With this structure, computing the pairwise distances by group using pdist becomes straightforward:
>>> d.groupby('Group')[["X", "Y", "Z"]].apply(lambda g: pandas.Series(distance.pdist(g), index=["D1", "D2", "D3"]))
D1 D2 D3
Group
1 2.968517 0.918435 2.926395
2 3.119856 2.665986 2.309370
3 3.482747 1.314357 2.346495
4 1.893904 2.680627 3.451939
It is possible to do a similar thing with your existing setup, but it will be more awkward. The problem with the way you set it up is that you have encoded critical information in a difficult-to-extract way. The information about which columns are X coordinates and which are Y or Z coordinates, as well as the information about which columns refer to point A versus B or C, in your setup, is encoded in the textual names of the columns. You as a human can see which columns are X values just by looking at them, but specifying that programmatically requires parsing the string names of the columns.

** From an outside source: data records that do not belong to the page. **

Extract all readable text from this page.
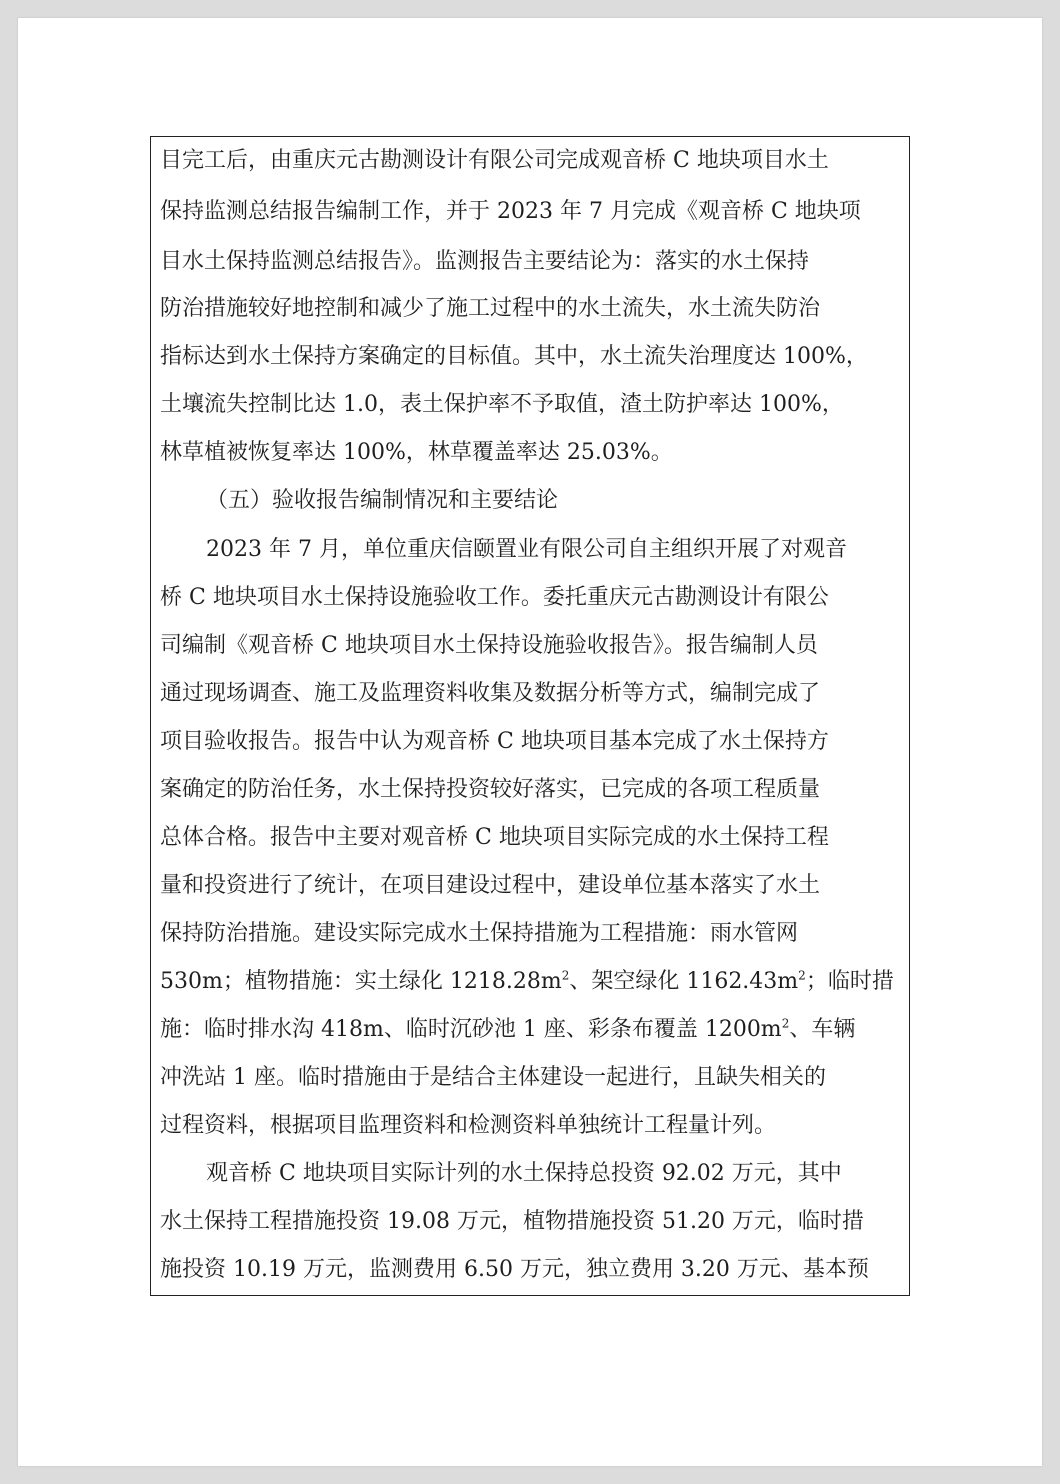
目完工后，由重庆元古勘测设计有限公司完成观音桥 C 地块项目水土
保持监测总结报告编制工作，并于 2023 年 7 月完成《观音桥 C 地块项
目水土保持监测总结报告》。监测报告主要结论为：落实的水土保持
防治措施较好地控制和减少了施工过程中的水土流失，水土流失防治
指标达到水土保持方案确定的目标值。其中，水土流失治理度达 100%，
土壤流失控制比达 1.0，表土保护率不予取值，渣土防护率达 100%，
林草植被恢复率达 100%，林草覆盖率达 25.03%。
（五）验收报告编制情况和主要结论
2023 年 7 月，单位重庆信颐置业有限公司自主组织开展了对观音
桥 C 地块项目水土保持设施验收工作。委托重庆元古勘测设计有限公
司编制《观音桥 C 地块项目水土保持设施验收报告》。报告编制人员
通过现场调查、施工及监理资料收集及数据分析等方式，编制完成了
项目验收报告。报告中认为观音桥 C 地块项目基本完成了水土保持方
案确定的防治任务，水土保持投资较好落实，已完成的各项工程质量
总体合格。报告中主要对观音桥 C 地块项目实际完成的水土保持工程
量和投资进行了统计，在项目建设过程中，建设单位基本落实了水土
保持防治措施。建设实际完成水土保持措施为工程措施：雨水管网
530m；植物措施：实土绿化 $1218.28m^2$、架空绿化 $1162.43m^2$；临时措
施：临时排水沟 418m、临时沉砂池 1 座、彩条布覆盖 $1200m^2$、车辆
冲洗站 1 座。临时措施由于是结合主体建设一起进行，且缺失相关的
过程资料，根据项目监理资料和检测资料单独统计工程量计列。
观音桥 C 地块项目实际计列的水土保持总投资 92.02 万元，其中
水土保持工程措施投资 19.08 万元，植物措施投资 51.20 万元，临时措
施投资 10.19 万元，监测费用 6.50 万元，独立费用 3.20 万元、基本预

You can see this in how you made the column names with your '{}_{}'.format(letter, coord) business. This means that in order to get to use pdist on your data, you will have to do the reverse operation of parsing the column names as strings in order to decide which columns to compare. Needless to say, this will be awkward. On the other hand, if you put the data into "long" form, there is no such difficulty: the X coordinates of all points line up in one column, and likewise for Y and Z, and the information about which points are to be compared is also contained in one column (the "Group" column).
When you want to do large-scale operations on subsets of data, it's usually better to split out things into separate rows. This allows you to leverage the power of groupby, and is also usually what is expected by scipy tools.